Digital production planning for electrical insulation must start with process stability. Long-rod and hollow-core insulators, surge arresters, cable accessories, and switchgear components place demanding requirements on material preparation, shot control, mold positioning, and curing.
A connected silicone rubber injection molding machine should capture reliable process information and place it in the context of the product, material, mold, and approved recipe.
Map the Data to Insulation-Product Requirements
Every integration project needs a defined data model. In silicone rubber injection molding, a production record can include the material batch, mold and insert identification, recipe version, injection pressure, shot size, stroke positions, platen temperature, curing time, alarms, and quality disposition.
The MES will need to link those values to a specific work order and product geometry. Without that relationship, a large volume of data may still be too ambiguous for root-cause analysis or traceability. Machine capacity must also be represented accurately.
The RA Series includes rod-insulator and hollow-insulator configurations, with published injection pressures generally ranging from about 1,120 to 1,480 bar depending on the model. Injection volumes extend from several thousand cubic centimeters to 50,000 x 2 cc, and clamping forces reach 24,000 kN.

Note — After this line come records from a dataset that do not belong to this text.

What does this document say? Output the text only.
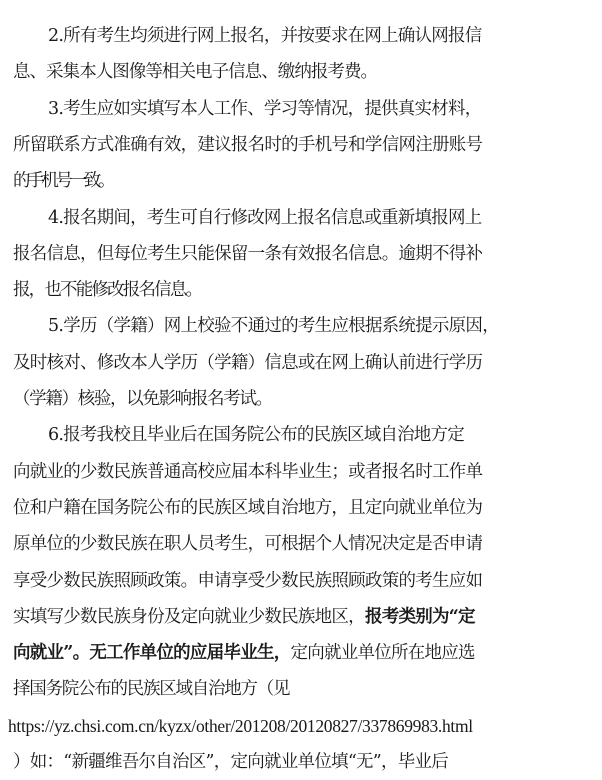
2.所有考生均须进行网上报名，并按要求在网上确认网报信
息、采集本人图像等相关电子信息、缴纳报考费。
3.考生应如实填写本人工作、学习等情况，提供真实材料，
所留联系方式准确有效，建议报名时的手机号和学信网注册账号
的手机号一致。
4.报名期间，考生可自行修改网上报名信息或重新填报网上
报名信息，但每位考生只能保留一条有效报名信息。逾期不得补
报，也不能修改报名信息。
5.学历（学籍）网上校验不通过的考生应根据系统提示原因，
及时核对、修改本人学历（学籍）信息或在网上确认前进行学历
（学籍）核验，以免影响报名考试。
6.报考我校且毕业后在国务院公布的民族区域自治地方定
向就业的少数民族普通高校应届本科毕业生；或者报名时工作单
位和户籍在国务院公布的民族区域自治地方，且定向就业单位为
原单位的少数民族在职人员考生，可根据个人情况决定是否申请
享受少数民族照顾政策。申请享受少数民族照顾政策的考生应如
实填写少数民族身份及定向就业少数民族地区，报考类别为“定
向就业”。无工作单位的应届毕业生，定向就业单位所在地应选
择国务院公布的民族区域自治地方（见
https://yz.chsi.com.cn/kyzx/other/201208/20120827/337869983.html
）如：“新疆维吾尔自治区”，定向就业单位填“无”，毕业后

These are model-dependent specifications, not settings that apply to every job. Production planning must assign work only after shot volume, mold dimensions, opening stroke, heating-plate spacing, and handling requirements have been matched.
The acceptance plan may need to identify which records prove that match. A model number alone does not establish process readiness. Engineering teams may need approved drawings, material characteristics, mold weight and interface data, utility requirements, target output, and part-quality criteria.
The resulting digital route can then prevent an unsuitable work order from being released to the machine or flag a mismatch for review before valuable material and production time are committed. For us at Dekuma, MES connectivity extends those controls.
Use Closed-Loop Signals to Support Repeatability
Our enhanced screw design is intended to stabilize feeding, improve material homogenization, and promote degassing before injection. These functions matter because trapped air or inconsistent material preparation can affect filling and the final insulation structure. The silicone rubber injection molding record must therefore extend beyond final pressure.
It may need to preserve the relevant preparation, injection, and switching conditions that explain how the shot was produced. Non-contact linear transducers measure clamping and injection strokes in a closed loop, with a stated theoretical precision of 0.05%. That measurement supports mold-position control, shot-size accuracy, and switching-point control.
MES limits must be based on validated process windows rather than on the sensor’s theoretical precision alone. A highly precise measurement can detect variation, but product acceptance still depends on material behavior, mold condition, calibration, and the relationship between the measured variable and part quality.
Control Recipes without Separating Them from Change Management
The Austrian B&R system uses a 10.4-inch TFT color screen for setting, adjusting, storing, and monitoring critical molding parameters. Stored recipes can reduce setup variation, especially when a plant changes between insulation products.
However, recipe storage becomes more valuable when revisions are authorized and traceable. A sound workflow identifies who may create, approve, download, and modify a recipe, and it records deviations made during setup or troubleshooting.
A silicone rubber injection molding machine can send actual values, states, and alarms to a supervisory layer, while the MES supplies work-order and recipe information. The interface needs to define which system owns each field. Machine safety logic and fast control loops must remain local.
Production orders, lot genealogy, completion status, and quality holds may be managed above the equipment. This separation avoids network dependence for time-critical functions while still creating a connected production history. Connectivity also requires practical data-quality controls.
Tags need stable names, units, timestamps, and valid ranges. Communication loss may need to be recorded without allowing an old value to appear current. Before a write command is permitted, the receiving system will need to verify the machine state, product assignment, and authorization.
Our team regards these interface rules as part of production engineering because a technically successful connection can still create risk if its data has no clear owner or validation method at Dekuma.
Plan Automation as a Coordinated Insulation Process
Material supply, insert or core handling, mold access, part removal, inspection, and downstream movement must be evaluated as one sequence. Automation may need to target a defined constraint, such as difficult handling, inconsistent placement, or excessive operator exposure.
It will also need to accommodate changeovers and safe fault recovery. A cell that is fast during normal operation but difficult to clear after a minor interruption can lose much of its expected capacity.
Energy management belongs in the same plan. Double-layer thermal-insulation plates reduce heat loss under high-pressure, high-temperature operating conditions; the stated energy reduction is about 40%. Lower heat transfer can also reduce thermal stress on the machine.
Actual plant savings will depend on cycle demand, ambient conditions, utilization, and the compared baseline, so energy reports should be normalized by product and operating time. We configure RA equipment around product geometry, material, mold, and production targets, with hydraulic components selected for stable pressure delivery.
In our view, connected silicone rubber injection molding succeeds when process engineering and information architecture are developed together. Reliable controls produce meaningful data, disciplined recipe management protects the validated process, and carefully chosen automation converts that foundation into repeatable industrial output.